Tuesday, July 28, 2009

Sometimes it seems like I never leave my house.  Especially on rainy days.  I play a game called "Where in the Hell Can I Take Declan".  Maybe it's because I live in Lawrence and, let's face it, we don't have all the variety in the world.  Maybe it's because Declan is in constant motion and places like Target aren't exactly a fun trip out.  Declan ends up squirming and demanding cookies: duck-dee.  Imagine this: I'm walking at an inappropriately quick pace (it helps Declan if he's still moving at his normal speed), shrieking giggles and loud thumps can be heard across the store from me (Declan enjoys throwing things out of the cart and thinks it's really funny when I bend down to pick them up), all followed by an almost constant beat of "duck-dee?"

Declan's "vocabulary" has really exploded.  Or I should say his attempt at vocabulary...because I know what he's saying, even if you don't.  Dada, for example, means both Daddy and Doggie.  Nuh means nose, no, and sometimes keys (hmm...one of these things is not like the other).  Vava means flower and water, but voo voo means poop even if my mom swears he calls poop baba.  Yaya means yes and blankie.  And, well, you get the picture.  He is absolutely itching to talk and tell me all of those things in his head.  Things like: "Mom, give me a cookie right now and I don't want that stupid vegetable, I said give me a cookie!"

Reminds me of a little cartoon and his cheesy poofs.  


Saturday, July 11, 2009

Time After Time


In what used to be every week, but now seems to be sporadic postings, I highlight for my millions of readers (and by millions I mean five) what it's like for me to be a mom.

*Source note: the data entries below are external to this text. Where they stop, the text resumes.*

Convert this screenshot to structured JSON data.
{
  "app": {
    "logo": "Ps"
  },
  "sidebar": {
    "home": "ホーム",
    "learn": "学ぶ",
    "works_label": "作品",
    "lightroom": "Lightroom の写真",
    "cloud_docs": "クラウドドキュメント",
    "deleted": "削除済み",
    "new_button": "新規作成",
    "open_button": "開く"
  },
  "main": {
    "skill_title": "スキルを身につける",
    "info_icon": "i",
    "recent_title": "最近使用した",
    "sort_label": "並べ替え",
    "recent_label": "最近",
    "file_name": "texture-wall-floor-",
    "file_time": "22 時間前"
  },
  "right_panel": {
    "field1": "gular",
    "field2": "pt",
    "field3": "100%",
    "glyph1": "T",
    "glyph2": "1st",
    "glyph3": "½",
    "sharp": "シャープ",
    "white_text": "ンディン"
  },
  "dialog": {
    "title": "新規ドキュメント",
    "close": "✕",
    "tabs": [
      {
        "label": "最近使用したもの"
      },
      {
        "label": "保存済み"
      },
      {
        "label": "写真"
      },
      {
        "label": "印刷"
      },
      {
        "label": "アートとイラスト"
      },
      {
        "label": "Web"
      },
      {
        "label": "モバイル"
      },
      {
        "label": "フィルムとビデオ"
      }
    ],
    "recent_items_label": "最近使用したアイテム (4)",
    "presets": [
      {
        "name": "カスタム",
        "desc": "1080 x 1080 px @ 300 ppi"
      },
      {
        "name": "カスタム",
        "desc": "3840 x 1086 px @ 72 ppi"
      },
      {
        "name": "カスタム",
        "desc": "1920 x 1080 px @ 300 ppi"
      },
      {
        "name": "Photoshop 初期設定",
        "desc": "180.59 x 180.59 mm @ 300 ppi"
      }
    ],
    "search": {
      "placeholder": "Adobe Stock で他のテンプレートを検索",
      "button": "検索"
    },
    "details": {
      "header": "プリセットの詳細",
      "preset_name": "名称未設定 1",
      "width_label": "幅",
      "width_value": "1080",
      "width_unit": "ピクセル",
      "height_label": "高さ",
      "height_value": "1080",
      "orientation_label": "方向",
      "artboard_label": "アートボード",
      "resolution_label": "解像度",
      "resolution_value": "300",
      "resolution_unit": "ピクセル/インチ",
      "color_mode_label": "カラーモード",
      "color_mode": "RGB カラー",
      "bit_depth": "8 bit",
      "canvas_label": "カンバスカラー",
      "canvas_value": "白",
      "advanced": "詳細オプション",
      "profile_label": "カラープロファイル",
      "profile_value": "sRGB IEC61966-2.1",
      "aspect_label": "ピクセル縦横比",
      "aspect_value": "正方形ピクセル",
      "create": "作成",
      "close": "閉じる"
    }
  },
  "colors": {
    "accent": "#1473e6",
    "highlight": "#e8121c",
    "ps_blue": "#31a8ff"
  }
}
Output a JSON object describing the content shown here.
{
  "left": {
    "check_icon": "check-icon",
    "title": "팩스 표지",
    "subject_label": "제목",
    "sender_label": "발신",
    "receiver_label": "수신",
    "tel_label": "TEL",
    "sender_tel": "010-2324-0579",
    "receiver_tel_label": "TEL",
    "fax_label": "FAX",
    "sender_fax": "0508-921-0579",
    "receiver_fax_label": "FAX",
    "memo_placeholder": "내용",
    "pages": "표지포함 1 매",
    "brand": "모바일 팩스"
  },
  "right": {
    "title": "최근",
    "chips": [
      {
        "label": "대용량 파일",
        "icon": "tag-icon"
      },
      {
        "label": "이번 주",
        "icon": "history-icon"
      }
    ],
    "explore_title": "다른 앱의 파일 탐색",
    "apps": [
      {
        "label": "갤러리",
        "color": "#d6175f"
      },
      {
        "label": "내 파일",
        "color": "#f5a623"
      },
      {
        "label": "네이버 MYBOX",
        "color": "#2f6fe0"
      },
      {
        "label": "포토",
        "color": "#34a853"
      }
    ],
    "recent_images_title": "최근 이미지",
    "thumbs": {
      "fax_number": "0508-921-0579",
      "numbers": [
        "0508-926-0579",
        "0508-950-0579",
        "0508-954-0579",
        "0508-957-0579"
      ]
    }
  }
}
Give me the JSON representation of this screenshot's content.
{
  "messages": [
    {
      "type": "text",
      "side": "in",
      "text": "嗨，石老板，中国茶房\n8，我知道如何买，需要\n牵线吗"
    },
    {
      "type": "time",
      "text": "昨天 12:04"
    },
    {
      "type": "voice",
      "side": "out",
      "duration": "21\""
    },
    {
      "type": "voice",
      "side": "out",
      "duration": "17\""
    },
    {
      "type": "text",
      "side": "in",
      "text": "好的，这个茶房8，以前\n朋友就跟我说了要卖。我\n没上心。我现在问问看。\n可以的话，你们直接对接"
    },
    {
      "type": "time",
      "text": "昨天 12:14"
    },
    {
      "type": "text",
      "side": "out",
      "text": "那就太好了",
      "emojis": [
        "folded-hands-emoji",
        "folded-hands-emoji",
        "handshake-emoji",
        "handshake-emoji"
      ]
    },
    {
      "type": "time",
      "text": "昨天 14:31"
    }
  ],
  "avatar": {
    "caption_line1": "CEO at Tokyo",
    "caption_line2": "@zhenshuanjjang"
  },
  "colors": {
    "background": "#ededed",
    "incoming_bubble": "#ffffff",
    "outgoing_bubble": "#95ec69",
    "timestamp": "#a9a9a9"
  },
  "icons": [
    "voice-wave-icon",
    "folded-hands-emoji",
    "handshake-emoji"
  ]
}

I've been gifted with lots of ammunition for an entertaining read. Declan and his ever-reaching hands have assured that I'm never lacking in stories. And while I'm almost never clean, groomed, and fed, I'm always, always on my toes. And sometimes I just want a break. I just want to recline lavishly in a chair and have my feet rubbed.

I think every mom feels like that from time to time. What we don't always realize though, is that this baby that tears through the house and wipes graham cracker on my favorite skirt and throws whole bowls of applesauce on my new curtains is growing up.

And from last Tuesday on, everything new Declan does will take him further away from the baby that he was to his grandma Lauri. It was a sad day when we learned that Lauri had breast cancer, heartbreaking when we found out it had spread aggressively, and tragic when we saw her deteriorate at the end. But in the time between her diagnosis and her death, Lauri loved Declan with every ounce of strength she had. And like all precious, fleeting things, it is only in reflection that I can truly appreciate how much he meant to her.

And I'm so sad that he won't grow up basking in that love. We'll all recount it to him. We'll tell him how he gave her kiss after kiss on her last day and how she'd pick him up and hold him even when the cancer was reeking havoc on her bones. And how she didn't care if it hurt, it was worth it just to hold him. But it won't be the same as loving her in real time.

All she talked about when I was pregnant and in the first months of his life was having Grandma and Declan days. She wanted to take him to the zoo, spoil him with sweets, and spend her retirement watching him grow. And they'll both miss those great times.

There are many tragedies at work here, but since this blog is about Declan, I'll stick to this one. Looking through pictures of her, there was a special light in her eyes when she was with Declan. What a lucky kid! With all the possibilities out there, Dec was gifted not only with parents who love him, but grandparents who adore him.

So I'll try to do those things with him in her memory. And I'll make sure he sees her pictures and listens to the stories and knows that at her funeral so many people that I hadn't met knew all about Declan and how important he was in her last year. And I hope that somehow, somewhere when he grows up, he has a little bit of her with him.